Apple researchers have identified "fundamental limitations" in large reasoning models (LRMs), an advanced form of AI, revealing a "complete accuracy collapse" when faced with highly complex problems, according to a newly published paper. The study, which tested models from OpenAI, Google, Anthropic, and DeepSeek, found that LRMs reduce reasoning effort as problems become more difficult, indicating a potential barrier to generalizable reasoning and raising questions about the industry's pursuit of artificial general intelligence (AGI). Experts suggest these findings signal the industry may be reaching a "cul-de-sac" in its current AI development approach.

Analysis

Apple's recent research paper reveals significant 'fundamental limitations' in advanced Large Reasoning Models (LRMs), including those from prominent AI developers like OpenAI, Google, Anthropic, and DeepSeek, challenging the current trajectory of AI development.
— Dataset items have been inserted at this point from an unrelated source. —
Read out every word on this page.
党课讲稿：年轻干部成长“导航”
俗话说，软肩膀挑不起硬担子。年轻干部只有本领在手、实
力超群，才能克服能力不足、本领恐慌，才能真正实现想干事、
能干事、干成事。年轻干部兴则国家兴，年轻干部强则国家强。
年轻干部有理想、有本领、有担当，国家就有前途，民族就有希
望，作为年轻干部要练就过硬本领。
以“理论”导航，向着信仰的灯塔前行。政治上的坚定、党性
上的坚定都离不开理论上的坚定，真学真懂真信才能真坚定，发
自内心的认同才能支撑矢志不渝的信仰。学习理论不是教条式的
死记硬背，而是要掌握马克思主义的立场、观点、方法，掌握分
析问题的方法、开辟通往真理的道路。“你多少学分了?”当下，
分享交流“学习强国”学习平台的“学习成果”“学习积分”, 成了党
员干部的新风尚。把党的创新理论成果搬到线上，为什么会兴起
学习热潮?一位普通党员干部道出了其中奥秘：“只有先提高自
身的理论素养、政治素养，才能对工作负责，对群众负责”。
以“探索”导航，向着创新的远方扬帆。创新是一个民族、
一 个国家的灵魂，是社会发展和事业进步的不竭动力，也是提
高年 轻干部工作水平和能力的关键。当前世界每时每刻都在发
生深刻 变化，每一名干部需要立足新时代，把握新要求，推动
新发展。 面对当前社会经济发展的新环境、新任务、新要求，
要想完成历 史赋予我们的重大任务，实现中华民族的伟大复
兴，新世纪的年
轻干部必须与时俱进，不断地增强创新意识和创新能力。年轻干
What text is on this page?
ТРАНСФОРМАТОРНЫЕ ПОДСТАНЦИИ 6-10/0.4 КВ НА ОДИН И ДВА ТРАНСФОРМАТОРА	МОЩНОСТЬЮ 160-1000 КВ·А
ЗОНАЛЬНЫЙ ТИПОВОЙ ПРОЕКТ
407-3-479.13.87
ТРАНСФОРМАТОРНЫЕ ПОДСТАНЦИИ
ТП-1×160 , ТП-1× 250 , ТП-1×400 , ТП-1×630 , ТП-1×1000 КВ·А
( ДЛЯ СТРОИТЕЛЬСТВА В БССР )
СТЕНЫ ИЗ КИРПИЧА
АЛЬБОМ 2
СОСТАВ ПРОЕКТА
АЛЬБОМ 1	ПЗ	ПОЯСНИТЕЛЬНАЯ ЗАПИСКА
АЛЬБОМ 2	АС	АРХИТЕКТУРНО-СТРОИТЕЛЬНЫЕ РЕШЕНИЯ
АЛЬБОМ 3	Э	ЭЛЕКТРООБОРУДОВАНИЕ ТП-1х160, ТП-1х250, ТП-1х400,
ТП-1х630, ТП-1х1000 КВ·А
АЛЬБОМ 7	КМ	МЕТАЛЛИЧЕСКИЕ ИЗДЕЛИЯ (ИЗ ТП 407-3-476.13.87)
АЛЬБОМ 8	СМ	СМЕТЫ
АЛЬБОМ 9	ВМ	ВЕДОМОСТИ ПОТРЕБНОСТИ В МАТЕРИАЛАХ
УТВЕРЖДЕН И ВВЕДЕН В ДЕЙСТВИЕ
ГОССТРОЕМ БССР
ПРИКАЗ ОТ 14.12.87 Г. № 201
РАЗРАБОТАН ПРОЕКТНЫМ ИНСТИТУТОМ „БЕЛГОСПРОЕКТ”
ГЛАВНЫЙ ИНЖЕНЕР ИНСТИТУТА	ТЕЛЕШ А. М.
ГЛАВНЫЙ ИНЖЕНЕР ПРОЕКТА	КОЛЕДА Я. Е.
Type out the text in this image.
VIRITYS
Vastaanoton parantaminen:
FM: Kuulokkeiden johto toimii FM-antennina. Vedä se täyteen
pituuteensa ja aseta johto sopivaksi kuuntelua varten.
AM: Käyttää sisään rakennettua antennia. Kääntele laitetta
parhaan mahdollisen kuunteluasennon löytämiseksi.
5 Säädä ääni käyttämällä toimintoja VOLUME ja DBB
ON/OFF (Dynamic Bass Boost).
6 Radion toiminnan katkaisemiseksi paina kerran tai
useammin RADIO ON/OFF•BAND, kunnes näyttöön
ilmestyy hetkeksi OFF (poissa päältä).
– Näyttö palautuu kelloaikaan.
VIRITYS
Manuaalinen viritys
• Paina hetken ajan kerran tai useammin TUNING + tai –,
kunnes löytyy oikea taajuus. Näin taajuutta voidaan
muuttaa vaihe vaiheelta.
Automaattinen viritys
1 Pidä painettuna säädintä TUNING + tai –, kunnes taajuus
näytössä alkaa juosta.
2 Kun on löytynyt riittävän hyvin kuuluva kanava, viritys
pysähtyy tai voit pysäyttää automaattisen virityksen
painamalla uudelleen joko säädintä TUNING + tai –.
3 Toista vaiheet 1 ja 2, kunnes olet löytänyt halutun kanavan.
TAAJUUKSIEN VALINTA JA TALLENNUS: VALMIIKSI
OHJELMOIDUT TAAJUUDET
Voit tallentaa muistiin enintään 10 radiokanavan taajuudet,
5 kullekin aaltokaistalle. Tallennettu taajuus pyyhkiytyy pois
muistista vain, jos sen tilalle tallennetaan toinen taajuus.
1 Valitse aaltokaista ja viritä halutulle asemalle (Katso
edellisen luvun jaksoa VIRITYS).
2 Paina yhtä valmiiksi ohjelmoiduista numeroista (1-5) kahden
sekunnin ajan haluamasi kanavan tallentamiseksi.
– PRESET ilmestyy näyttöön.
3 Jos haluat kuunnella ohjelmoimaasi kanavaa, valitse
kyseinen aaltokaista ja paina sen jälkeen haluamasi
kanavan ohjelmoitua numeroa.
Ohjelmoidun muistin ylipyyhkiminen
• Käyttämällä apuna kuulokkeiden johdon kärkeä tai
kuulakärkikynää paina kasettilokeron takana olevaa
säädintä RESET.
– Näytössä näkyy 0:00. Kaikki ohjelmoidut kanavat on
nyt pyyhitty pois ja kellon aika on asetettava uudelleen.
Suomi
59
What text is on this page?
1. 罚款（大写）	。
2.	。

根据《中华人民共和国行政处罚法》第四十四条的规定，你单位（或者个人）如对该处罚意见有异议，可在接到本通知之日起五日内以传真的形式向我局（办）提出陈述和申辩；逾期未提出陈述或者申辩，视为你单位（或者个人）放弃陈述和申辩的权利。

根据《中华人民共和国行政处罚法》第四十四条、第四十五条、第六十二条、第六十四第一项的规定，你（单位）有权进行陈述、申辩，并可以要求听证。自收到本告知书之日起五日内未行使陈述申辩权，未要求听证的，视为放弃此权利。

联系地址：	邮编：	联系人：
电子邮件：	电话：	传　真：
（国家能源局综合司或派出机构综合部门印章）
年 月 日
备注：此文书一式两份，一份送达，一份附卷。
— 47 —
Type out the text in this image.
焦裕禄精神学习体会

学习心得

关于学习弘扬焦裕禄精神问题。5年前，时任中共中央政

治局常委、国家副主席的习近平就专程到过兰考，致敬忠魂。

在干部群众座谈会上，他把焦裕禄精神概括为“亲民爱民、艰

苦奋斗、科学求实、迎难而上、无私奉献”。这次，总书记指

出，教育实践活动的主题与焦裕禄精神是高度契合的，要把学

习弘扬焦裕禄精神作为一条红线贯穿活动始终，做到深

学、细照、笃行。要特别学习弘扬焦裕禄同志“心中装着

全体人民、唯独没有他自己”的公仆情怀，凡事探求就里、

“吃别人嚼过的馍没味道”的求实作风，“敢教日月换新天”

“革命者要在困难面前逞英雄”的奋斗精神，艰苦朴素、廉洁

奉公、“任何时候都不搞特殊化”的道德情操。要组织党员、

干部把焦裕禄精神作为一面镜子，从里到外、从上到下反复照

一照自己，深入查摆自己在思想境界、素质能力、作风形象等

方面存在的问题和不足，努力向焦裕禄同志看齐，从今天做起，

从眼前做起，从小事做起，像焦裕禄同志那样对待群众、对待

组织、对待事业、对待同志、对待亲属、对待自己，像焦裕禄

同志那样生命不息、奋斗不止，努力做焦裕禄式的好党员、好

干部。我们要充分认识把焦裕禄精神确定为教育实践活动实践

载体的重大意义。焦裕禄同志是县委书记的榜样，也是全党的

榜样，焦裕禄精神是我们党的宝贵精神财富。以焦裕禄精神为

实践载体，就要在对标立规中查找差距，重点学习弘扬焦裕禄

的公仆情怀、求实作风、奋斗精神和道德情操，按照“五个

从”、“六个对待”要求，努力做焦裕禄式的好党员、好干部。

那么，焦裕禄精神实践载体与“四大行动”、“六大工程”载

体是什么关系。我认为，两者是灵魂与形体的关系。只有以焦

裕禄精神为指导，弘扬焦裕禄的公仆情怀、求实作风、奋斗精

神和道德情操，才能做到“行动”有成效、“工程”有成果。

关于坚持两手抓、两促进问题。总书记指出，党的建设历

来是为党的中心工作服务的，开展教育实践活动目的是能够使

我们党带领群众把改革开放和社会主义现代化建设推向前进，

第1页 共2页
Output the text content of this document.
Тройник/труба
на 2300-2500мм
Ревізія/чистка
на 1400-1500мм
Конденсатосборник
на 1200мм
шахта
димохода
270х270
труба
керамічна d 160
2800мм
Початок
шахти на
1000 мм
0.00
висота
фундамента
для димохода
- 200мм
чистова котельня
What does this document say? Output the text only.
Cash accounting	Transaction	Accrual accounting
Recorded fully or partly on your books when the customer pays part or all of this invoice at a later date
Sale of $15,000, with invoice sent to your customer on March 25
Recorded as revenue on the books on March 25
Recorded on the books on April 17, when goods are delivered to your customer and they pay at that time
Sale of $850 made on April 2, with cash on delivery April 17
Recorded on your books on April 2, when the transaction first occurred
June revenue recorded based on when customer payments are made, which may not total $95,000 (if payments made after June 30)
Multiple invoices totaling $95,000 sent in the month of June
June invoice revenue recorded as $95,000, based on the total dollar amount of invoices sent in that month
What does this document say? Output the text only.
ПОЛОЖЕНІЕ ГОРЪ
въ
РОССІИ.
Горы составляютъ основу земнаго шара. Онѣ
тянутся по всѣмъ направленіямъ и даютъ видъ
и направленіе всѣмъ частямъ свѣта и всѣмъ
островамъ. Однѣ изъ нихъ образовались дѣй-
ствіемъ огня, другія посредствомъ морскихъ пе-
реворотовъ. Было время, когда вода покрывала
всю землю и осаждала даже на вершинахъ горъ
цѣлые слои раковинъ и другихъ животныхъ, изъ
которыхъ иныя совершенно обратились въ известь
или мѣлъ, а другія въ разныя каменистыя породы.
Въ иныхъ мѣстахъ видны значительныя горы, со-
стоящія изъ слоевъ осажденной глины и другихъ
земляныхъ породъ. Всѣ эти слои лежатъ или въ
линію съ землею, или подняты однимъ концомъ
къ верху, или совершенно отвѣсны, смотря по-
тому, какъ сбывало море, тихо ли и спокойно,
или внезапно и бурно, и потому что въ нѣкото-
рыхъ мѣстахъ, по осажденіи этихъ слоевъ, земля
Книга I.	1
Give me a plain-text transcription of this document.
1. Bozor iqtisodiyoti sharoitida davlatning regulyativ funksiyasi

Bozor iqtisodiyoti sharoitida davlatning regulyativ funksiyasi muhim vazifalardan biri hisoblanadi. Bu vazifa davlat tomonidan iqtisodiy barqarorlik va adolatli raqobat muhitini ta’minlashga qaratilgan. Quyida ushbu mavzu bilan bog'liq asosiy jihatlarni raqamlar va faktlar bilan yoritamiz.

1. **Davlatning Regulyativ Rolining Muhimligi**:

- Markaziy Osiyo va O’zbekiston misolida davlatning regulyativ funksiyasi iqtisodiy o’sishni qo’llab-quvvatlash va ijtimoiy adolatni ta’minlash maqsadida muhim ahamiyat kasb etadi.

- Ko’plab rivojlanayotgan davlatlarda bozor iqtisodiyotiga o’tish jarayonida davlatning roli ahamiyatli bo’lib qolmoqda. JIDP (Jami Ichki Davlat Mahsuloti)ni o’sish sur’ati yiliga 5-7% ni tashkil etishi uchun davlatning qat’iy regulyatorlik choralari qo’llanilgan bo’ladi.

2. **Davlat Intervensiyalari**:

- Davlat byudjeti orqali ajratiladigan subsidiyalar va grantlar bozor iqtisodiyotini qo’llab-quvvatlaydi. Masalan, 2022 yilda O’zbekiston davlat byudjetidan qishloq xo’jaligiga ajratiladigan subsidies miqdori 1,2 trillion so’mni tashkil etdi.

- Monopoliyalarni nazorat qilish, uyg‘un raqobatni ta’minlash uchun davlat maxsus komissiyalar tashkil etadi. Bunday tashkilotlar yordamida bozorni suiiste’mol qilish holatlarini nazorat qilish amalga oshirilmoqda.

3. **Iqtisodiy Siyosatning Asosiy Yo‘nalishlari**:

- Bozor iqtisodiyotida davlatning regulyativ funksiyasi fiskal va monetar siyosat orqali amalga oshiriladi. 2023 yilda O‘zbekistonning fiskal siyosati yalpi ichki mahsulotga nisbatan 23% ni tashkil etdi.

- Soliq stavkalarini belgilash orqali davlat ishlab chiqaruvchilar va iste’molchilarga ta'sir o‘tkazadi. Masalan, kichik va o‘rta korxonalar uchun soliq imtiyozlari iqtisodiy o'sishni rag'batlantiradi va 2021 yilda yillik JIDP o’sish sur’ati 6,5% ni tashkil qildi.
The study documented a 'complete accuracy collapse' when LRMs faced highly complex problems, such as the Tower of Hanoi puzzle, and observed a counterintuitive reduction in 'reasoning effort' as models neared this failure point—a finding Apple researchers deemed 'particularly concerning.' This behavior, occurring even when models were provided with a solution algorithm, points to what the paper terms a 'fundamental scaling limitation' and 'fundamental barriers to generalisable reasoning.' These findings, described by academic Gary Marcus as 'pretty devastating,' cast doubt on the prevailing assumption that scaling current Large Language Models (LLMs) offers a direct path to Artificial General Intelligence (AGI), with experts like Andrew Rogoyski suggesting the industry might be in a 'potential cul-de-sac.' The research also highlighted inefficiencies, such as wasted computing power on simpler tasks and a tendency to explore incorrect solutions before arriving at correct ones for moderately complex problems, prior to complete failure on high-complexity challenges.